Following is a brief description of the concepts introduced during each of the fifteen weeks of the course. These will be updated each week.

  1. Introduction to CS, programming, problem solving, program, algorithm, binary number system, Java. Chapter 1 and 2. Check out this YouTube video titled Binary Numbers in 60 seconds. You can also look over lecture notes on chapter 1 (an 8-page PDF document with 45 slides) provided by one of the authors of the book. How bits and bytes work from HowStuffWorks.com.
  2. Introduction to programming: Binary Numbers, encodings: ASCII and 2's complement, math operators, relational operators, type casting, primitive types, String object, variables and memory. Read Chapter 2 and Barbara Ericson's lecture notes on chapter 2 (a 7-page PDF document with 39 slides). Here is a useful page describing what happens in an expression that has mixed data types.
  3. Creating objects and invoking methods on objects, working with Turtle objects. Read Chapter 3 and Barbara Ericson's lecture notes on chapter 3: Programming with Turtles (55 slides, 3 per page). Here are the slides 6 to a page.
  4. Complete Chapter 3 on programming with turtles, creating new Turtle behavior by defining new methods, working with media objects. You can download the HatchTurtle.java file for an example of a Java program with a main method that uses a Turtle object to draw on a Picture object. There is also a second version of HatchTurtle.java that improves the program by using variables and calling on drawSquare methods. To run this, you will need to create drawSquare methods in Turtle.java that match the methods being called from main(). Start Chapter 4: The Picture class, simple modification of Picture elements.
  5. Chapter 4 on Modifying Pictures. Manipulating Pictures using arrays and loops. Modifying a picture by changing RGB values of pixels, Java arrays and loops. Lecture notes on Variables and a set of notes Introducing Media Computation with Pictures. Java loops: for-each and while. Sections 4.1, 4.2, 4.3. Java loops: for loop. Lecture notes on manipulating Picture objects using arrays and loops.
  6. Complete Chapter 4 (See lecture notes on while loops, Java's for-each loop, negate and grascale methods) and start on Chapter 5 -- Using a matrix (2D arrays) to manipulate the pixels of a Picture, nested loops, mirroring pictures. Complete set of lecture notes on chapter 4(PDF).
  7. Continue chapter 5 on 2D arrays and nested loops: mirroring part of a picture, copying and transforming pictures. Complete set of lecture notes on chapter 5(PDF).
  8. Complete Chapter 5. Methods to rotate and scale pictures, creating picture collages. Boolean expressions with two or more conditions: the boolean connectors.
  9. Complete Chapter 5, review.

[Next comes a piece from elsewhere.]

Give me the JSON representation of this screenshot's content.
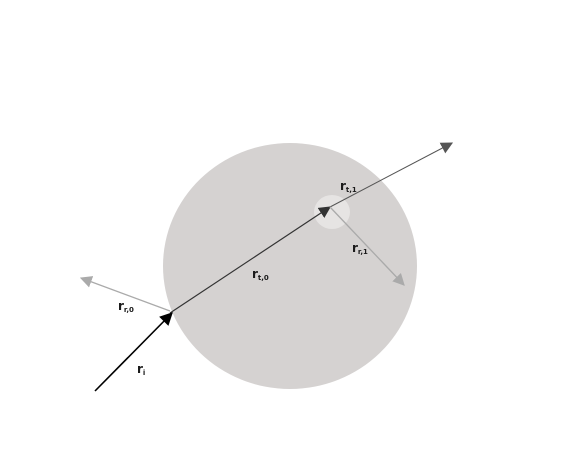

Midterm.
  10. Continue Chapter 6 on conditional statements. lecture notes on Conditional Statements (Chapter 6)(PDF), includes truth table for three conditional operators, and also DeMorgan's Law of boolean expressions (not in the book).

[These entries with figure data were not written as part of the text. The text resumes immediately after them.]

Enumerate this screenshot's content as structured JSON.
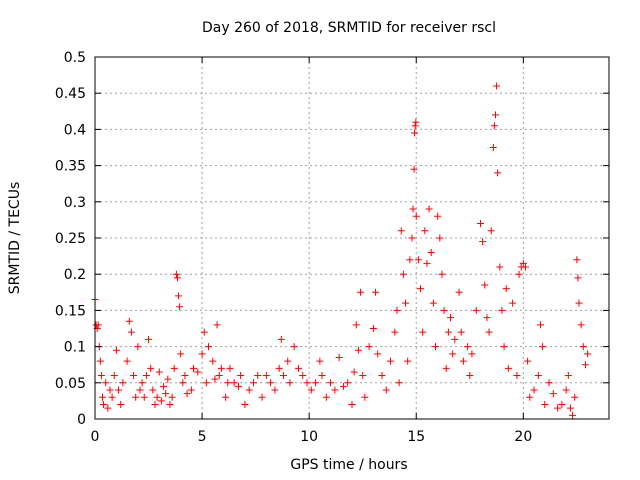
{
  "chart_data": {
    "type": "scatter",
    "title": "Day 260 of 2018, SRMTID for receiver rscl",
    "xlabel": "GPS time / hours",
    "ylabel": "SRMTID / TECUs",
    "xlim": [
      0,
      24
    ],
    "ylim": [
      0,
      0.5
    ],
    "x_ticks": [
      0,
      5,
      10,
      15,
      20
    ],
    "y_ticks": [
      0,
      0.05,
      0.1,
      0.15,
      0.2,
      0.25,
      0.3,
      0.35,
      0.4,
      0.45,
      0.5
    ],
    "x_tick_labels": [
      "0",
      "5",
      "10",
      "15",
      "20"
    ],
    "y_tick_labels": [
      "0",
      "0.05",
      "0.1",
      "0.15",
      "0.2",
      "0.25",
      "0.3",
      "0.35",
      "0.4",
      "0.45",
      "0.5"
    ],
    "grid": true,
    "marker": "+",
    "series": [
      {
        "name": "SRMTID",
        "color": "#ff0000",
        "points": [
          [
            0.0,
            0.165
          ],
          [
            0.05,
            0.13
          ],
          [
            0.1,
            0.125
          ],
          [
            0.15,
            0.13
          ],
          [
            0.2,
            0.1
          ],
          [
            0.25,
            0.08
          ],
          [
            0.3,
            0.06
          ],
          [
            0.35,
            0.03
          ],
          [
            0.4,
            0.02
          ],
          [
            0.5,
            0.05
          ],
          [
            0.6,
            0.015
          ],
          [
            0.7,
            0.04
          ],
          [
            0.8,
            0.03
          ],
          [
            0.9,
            0.06
          ],
          [
            1.0,
            0.095
          ],
          [
            1.1,
            0.04
          ],
          [
            1.2,
            0.02
          ],
          [
            1.3,
            0.05
          ],
          [
            1.5,
            0.08
          ],
          [
            1.6,
            0.135
          ],
          [
            1.7,
            0.12
          ],
          [
            1.8,
            0.06
          ],
          [
            1.9,
            0.03
          ],
          [
            2.0,
            0.1
          ],
          [
            2.1,
            0.04
          ],
          [
            2.2,
            0.05
          ],
          [
            2.3,
            0.03
          ],
          [
            2.4,
            0.06
          ],
          [
            2.5,
            0.11
          ],
          [
            2.6,
            0.07
          ],
          [
            2.7,
            0.04
          ],
          [
            2.8,
            0.02
          ],
          [
            2.9,
            0.03
          ],
          [
            3.0,
            0.065
          ],
          [
            3.1,
            0.025
          ],
          [
            3.2,
            0.045
          ],
          [
            3.3,
            0.035
          ],
          [
            3.4,
            0.055
          ],
          [
            3.5,
            0.02
          ],
          [
            3.6,
            0.03
          ],
          [
            3.7,
            0.07
          ],
          [
            3.8,
            0.2
          ],
          [
            3.85,
            0.195
          ],
          [
            3.9,
            0.17
          ],
          [
            3.95,
            0.155
          ],
          [
            4.0,
            0.09
          ],
          [
            4.1,
            0.05
          ],
          [
            4.2,
            0.06
          ],
          [
            4.3,
            0.035
          ],
          [
            4.5,
            0.04
          ],
          [
            4.6,
            0.07
          ],
          [
            4.8,
            0.065
          ],
          [
            5.0,
            0.09
          ],
          [
            5.1,
            0.12
          ],
          [
            5.2,
            0.05
          ],
          [
            5.3,
            0.1
          ],
          [
            5.5,
            0.08
          ],
          [
            5.6,
            0.055
          ],
          [
            5.7,
            0.13
          ],
          [
            5.8,
            0.06
          ],
          [
            5.9,
            0.07
          ],
          [
            6.1,
            0.03
          ],
          [
            6.2,
            0.05
          ],
          [
            6.3,
            0.07
          ],
          [
            6.5,
            0.05
          ],
          [
            6.7,
            0.045
          ],
          [
            6.8,
            0.06
          ],
          [
            7.0,
            0.02
          ],
          [
            7.2,
            0.04
          ],
          [
            7.4,
            0.05
          ],
          [
            7.6,
            0.06
          ],
          [
            7.8,
            0.03
          ],
          [
            8.0,
            0.06
          ],
          [
            8.2,
            0.05
          ],
          [
            8.4,
            0.04
          ],
          [
            8.6,
            0.07
          ],
          [
            8.7,
            0.11
          ],
          [
            8.8,
            0.06
          ],
          [
            9.0,
            0.08
          ],
          [
            9.1,
            0.05
          ],
          [
            9.3,
            0.1
          ],
          [
            9.5,
            0.07
          ],
          [
            9.7,
            0.06
          ],
          [
            9.9,
            0.05
          ],
          [
            10.1,
            0.04
          ],
          [
            10.3,
            0.05
          ],
          [
            10.5,
            0.08
          ],
          [
            10.6,
            0.06
          ],
          [
            10.8,
            0.03
          ],
          [
            11.0,
            0.05
          ],
          [
            11.2,
            0.04
          ],
          [
            11.4,
            0.085
          ],
          [
            11.6,
            0.045
          ],
          [
            11.8,
            0.05
          ],
          [
            12.0,
            0.02
          ],
          [
            12.1,
            0.065
          ],
          [
            12.2,
            0.13
          ],
          [
            12.3,
            0.095
          ],
          [
            12.4,
            0.175
          ],
          [
            12.5,
            0.06
          ],
          [
            12.6,
            0.03
          ],
          [
            12.8,
            0.1
          ],
          [
            13.0,
            0.125
          ],
          [
            13.1,
            0.175
          ],
          [
            13.2,
            0.09
          ],
          [
            13.4,
            0.06
          ],
          [
            13.6,
            0.04
          ],
          [
            13.8,
            0.08
          ],
          [
            14.0,
            0.12
          ],
          [
            14.1,
            0.15
          ],
          [
            14.2,
            0.05
          ],
          [
            14.3,
            0.26
          ],
          [
            14.4,
            0.2
          ],
          [
            14.5,
            0.16
          ],
          [
            14.6,
            0.08
          ],
          [
            14.7,
            0.22
          ],
          [
            14.8,
            0.25
          ],
          [
            14.85,
            0.29
          ],
          [
            14.9,
            0.345
          ],
          [
            14.92,
            0.395
          ],
          [
            14.95,
            0.405
          ],
          [
            14.98,
            0.41
          ],
          [
            15.0,
            0.28
          ],
          [
            15.1,
            0.22
          ],
          [
            15.2,
            0.18
          ],
          [
            15.3,
            0.12
          ],
          [
            15.4,
            0.26
          ],
          [
            15.5,
            0.215
          ],
          [
            15.6,
            0.29
          ],
          [
            15.7,
            0.23
          ],
          [
            15.8,
            0.16
          ],
          [
            15.9,
            0.1
          ],
          [
            16.0,
            0.28
          ],
          [
            16.1,
            0.25
          ],
          [
            16.2,
            0.2
          ],
          [
            16.3,
            0.15
          ],
          [
            16.4,
            0.07
          ],
          [
            16.5,
            0.12
          ],
          [
            16.6,
            0.14
          ],
          [
            16.7,
            0.09
          ],
          [
            16.8,
            0.11
          ],
          [
            17.0,
            0.175
          ],
          [
            17.1,
            0.12
          ],
          [
            17.2,
            0.08
          ],
          [
            17.4,
            0.1
          ],
          [
            17.5,
            0.06
          ],
          [
            17.6,
            0.09
          ],
          [
            17.8,
            0.15
          ],
          [
            18.0,
            0.27
          ],
          [
            18.1,
            0.245
          ],
          [
            18.2,
            0.185
          ],
          [
            18.3,
            0.14
          ],
          [
            18.4,
            0.12
          ],
          [
            18.5,
            0.26
          ],
          [
            18.6,
            0.375
          ],
          [
            18.65,
            0.405
          ],
          [
            18.7,
            0.42
          ],
          [
            18.75,
            0.46
          ],
          [
            18.8,
            0.34
          ],
          [
            18.9,
            0.21
          ],
          [
            19.0,
            0.15
          ],
          [
            19.1,
            0.1
          ],
          [
            19.2,
            0.18
          ],
          [
            19.3,
            0.07
          ],
          [
            19.5,
            0.16
          ],
          [
            19.7,
            0.06
          ],
          [
            19.8,
            0.2
          ],
          [
            19.9,
            0.21
          ],
          [
            20.0,
            0.215
          ],
          [
            20.1,
            0.21
          ],
          [
            20.2,
            0.08
          ],
          [
            20.3,
            0.03
          ],
          [
            20.5,
            0.04
          ],
          [
            20.7,
            0.06
          ],
          [
            20.8,
            0.13
          ],
          [
            20.9,
            0.1
          ],
          [
            21.0,
            0.02
          ],
          [
            21.2,
            0.05
          ],
          [
            21.4,
            0.035
          ],
          [
            21.6,
            0.015
          ],
          [
            21.8,
            0.02
          ],
          [
            22.0,
            0.04
          ],
          [
            22.1,
            0.06
          ],
          [
            22.2,
            0.015
          ],
          [
            22.3,
            0.005
          ],
          [
            22.4,
            0.03
          ],
          [
            22.5,
            0.22
          ],
          [
            22.55,
            0.195
          ],
          [
            22.6,
            0.16
          ],
          [
            22.7,
            0.13
          ],
          [
            22.8,
            0.1
          ],
          [
            22.9,
            0.075
          ],
          [
            23.0,
            0.09
          ]
        ]
      }
    ]
  }
}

  11. Complete Chapter 6 on conditional statements. Start Chapter 7. lecture notes on drawing with the java.awt package
  12. Complete Chapter 7. Start on Chapter 11. Lecture notes from Ch. 11 on creating Classes, constructors, inheritance, etc.. Also, check out the section on Classes and Objects in The Java Tutorial
  13. [Week of Nov 24]: Continue Chapter 11: Creating our own Java classes, constructors, inheritance. Introduction to the Eclipse IDE.
  14. Chapter 15: Speed, compilers vs. interpreters, algorithms
  15. Speed: insertion sort and search. Review topics for final exam.

Activities

Date Activity Notes
Week of 11/24 Lab Activity #10: Creating Java classes using the Eclipse IDE CECS Students are required to use Eclipse. It's optional for those students whose major is not CECS.
Week of 11/17 Lab Activity #9: Mon/Wed: Problems 7.9 and 7.21 (star shape) Due on Monday Nov 24. Tue/Thu: Problems 7.10 and 7.21 (pentagram shape) Tuesday Nov 25 in lab.
Quiz #4: conditional statements and nested loops.
For Lab Activity, work in pairs. Write Picture methods for each. You will demonstrate your work in lab.